Après un premier
roman paru en 2006, Le rêveur ailé,
Lucie Charron récidive pour une
deuxième fois poussée par l’inspiration
et remplie de visions sur l’actualité à
partager. Elle le fait à travers l’histoire
d’une jeune fille que la maladie fera grandir, parfois
peut-être un peu trop vite…

Laurence est âgée
de 11 ans et dû à un méningiome intracrânien,
elle a développé des atteintes motrices
et des troubles légers de langage. Ce méningiome
exerce une pression au niveau de certaines structures
nerveuses cérébrales et pour remédier
à cet état, elle doit subir une intervention
chirurgicale. Son père, Marc-André, de retour
de voyage juste avant l’opération, lui remet
un porte-bonheur trouvé par hasard à l’aéroport,
presque placé sur son chemin. Représentant
Ganesh, une divinité hindoue signifiant la protection,
il semble tout indiqué pour Laurence qui aura à
subir cette grande épreuve. Après la chirurgie
suit la réadaptation afin de maximiser le retrait
du méningiome et pour que Laurence retrouve en
grande partie ses capacités qu’elle avait
avant la maladie.
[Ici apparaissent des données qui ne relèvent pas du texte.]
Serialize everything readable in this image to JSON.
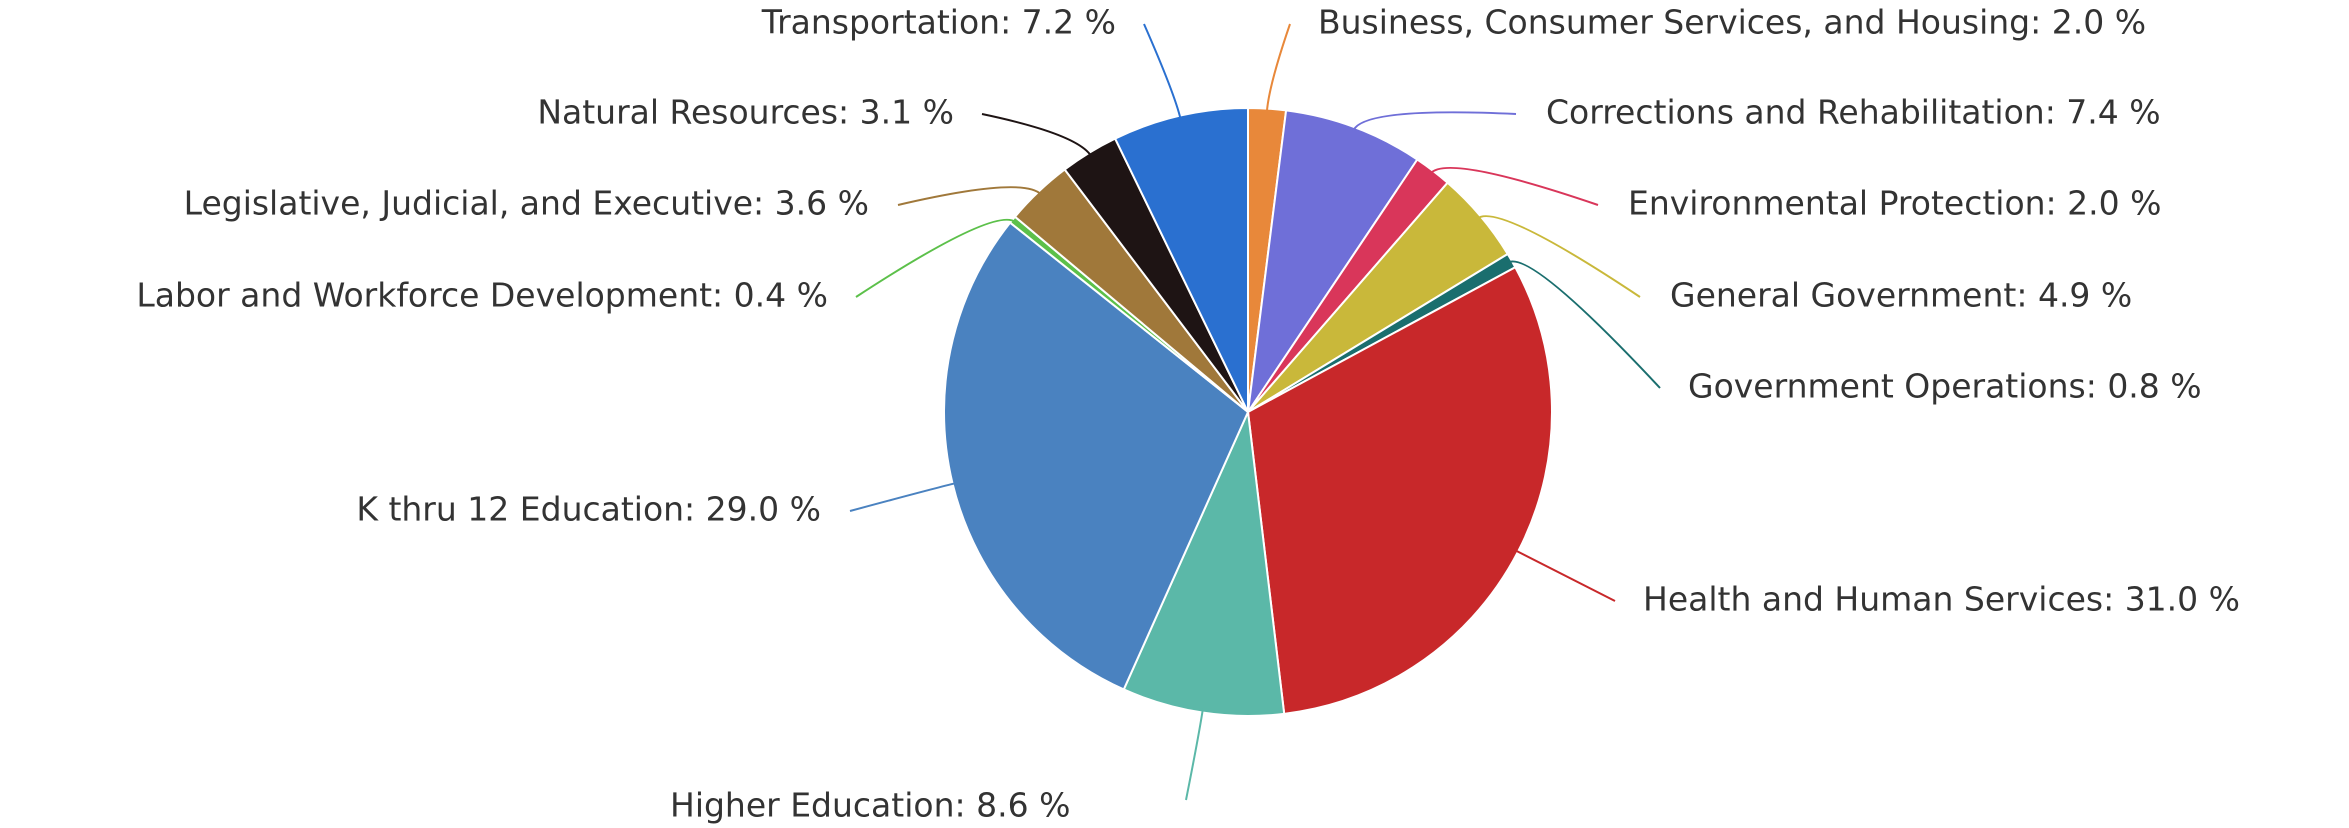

Elle y fera la connaissance de jeunes
qui n’ont pas autant de chance qu’elle, mais
qui malgré tout gardent espoir et font leur possible
pour s’en sortir. Laurence travaille très
fort elle aussi, bien entourée de sa famille, de
ses amis et de Ganesh, l’éléphant
d’argent qui lui réserve encore quelques
surprises.

Lucie Charron
exploite un thème très intéressant
et touchant, la maladie chez les jeunes avec le courage
dont ils font preuve et l’amour que leur proche
leur donne. C’est un sujet déjà traité
à quelques reprises, mais non pas saturé
et qui permet encore de la profondeur. L’écrivaine
a ici une entrée en matière très
singulière en ayant recours à deux personnages
secondaires de l’histoire pour intégrer l’éléphant
d’argent, porte-bonheur acheté en Inde. Il
entre dans la vie de Laurence, la protagoniste, de façon
tout à fait fortuite. Avec cette introduction prometteuse,
on s’attend à un récit original et
surprenant, mais malheureusement il n’en ait rien.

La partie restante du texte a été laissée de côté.